I had a terrible ear infaction spreading into my jaw and eyes, it was killing me! While working late with a client, I "nah'd" in another clients directory and destroyed what was a week of work. There are so many things that combined together to cause this disaster. But in the end, a millisecond after I have hit enter I knew I was in trouble and after purchasing several recovery apps, all garbage I realized I was boned and the best hting I could do was a 2 pronged attack.
- Avoid working when I'm clearly too messed up.
- Make a safer version of nah, becasue anything that happens once, will happen again!
There are 2 strategies I employed when trying this out...
- make nah delete files to the trash, where you can restore.

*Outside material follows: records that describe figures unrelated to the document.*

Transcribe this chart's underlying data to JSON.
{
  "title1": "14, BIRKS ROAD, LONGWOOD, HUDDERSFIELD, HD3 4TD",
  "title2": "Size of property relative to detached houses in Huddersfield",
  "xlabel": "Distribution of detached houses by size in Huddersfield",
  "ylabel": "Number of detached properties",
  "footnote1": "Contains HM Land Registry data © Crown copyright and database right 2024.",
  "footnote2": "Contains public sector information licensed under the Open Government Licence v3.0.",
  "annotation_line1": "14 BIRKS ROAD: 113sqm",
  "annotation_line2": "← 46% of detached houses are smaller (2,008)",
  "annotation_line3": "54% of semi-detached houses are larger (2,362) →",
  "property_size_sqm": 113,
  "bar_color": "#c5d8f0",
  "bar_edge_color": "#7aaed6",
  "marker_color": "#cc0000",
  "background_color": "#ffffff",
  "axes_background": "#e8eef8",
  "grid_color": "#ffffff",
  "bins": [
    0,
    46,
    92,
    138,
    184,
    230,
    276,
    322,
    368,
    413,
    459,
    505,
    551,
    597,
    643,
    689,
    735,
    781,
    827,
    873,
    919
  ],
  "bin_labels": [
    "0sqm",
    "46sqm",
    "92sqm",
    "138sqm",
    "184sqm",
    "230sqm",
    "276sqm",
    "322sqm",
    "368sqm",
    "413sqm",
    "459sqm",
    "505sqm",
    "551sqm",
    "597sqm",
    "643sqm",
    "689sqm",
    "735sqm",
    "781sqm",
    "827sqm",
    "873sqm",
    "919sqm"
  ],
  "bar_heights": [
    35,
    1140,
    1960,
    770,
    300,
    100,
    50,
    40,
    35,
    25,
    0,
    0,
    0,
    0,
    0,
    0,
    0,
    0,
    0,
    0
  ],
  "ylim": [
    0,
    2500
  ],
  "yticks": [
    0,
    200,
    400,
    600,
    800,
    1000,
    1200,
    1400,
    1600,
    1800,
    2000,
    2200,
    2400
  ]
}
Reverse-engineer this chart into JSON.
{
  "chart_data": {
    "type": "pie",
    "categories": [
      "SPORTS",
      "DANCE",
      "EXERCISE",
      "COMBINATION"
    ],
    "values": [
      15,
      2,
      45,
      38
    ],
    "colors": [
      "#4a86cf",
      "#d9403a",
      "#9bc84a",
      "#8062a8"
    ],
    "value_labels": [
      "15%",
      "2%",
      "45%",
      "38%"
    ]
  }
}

- make nah purge all the files as expected but move them in an organized fashion to a safe timestamped backup that can be cleared.
brew install trash
In an aliases file, I use .aliases and import it into bash or zsh but you can drop it into .bash_aliases or .zshrc .bash_profile basically whatever you are running
alias nah='git ls-files --exclude-standard -om | xargs trash -F; git reset --hard'
Doing this will send you nah to the Trash Bin where you can restore your files.
This gives you a 1 step backup. Delete your trashes or nah somewhere else and you are screwed. It would have saved me, but it's more high risk than I want.
The alternative, scenario adds a more robust system.
Nothing to install here, but you will need to actually go outside you aliases files and make full on bash scripts. You need to do this becasue xargs does not install a full terminal but only a minimal shell, so your aliases and functions will not be available. However, scripts in your path will be avilable.
This version will allow you to nah to your hearts content. It will move all the appropriate files to a hidden .nahs folder in your project directory. you can restore
I opt for easy to remember lcations. I added a shell-scripts
directory right in my home directory. It's easy to find and remeber what its for. It's not in my path but you can link it to any shell available path like /usr/local/bin or ~/.composer/vendor/bin or whatever you like. Make sure the files are shell executable.
The folowwing files are needed.
- A place for your root commands
.aliases
for me. safe-nah.sh
in my shell scripts directorysafe-nah-restore.sh
in my shell scripts directory- Add the .nahs/ directory to your global gitignore file.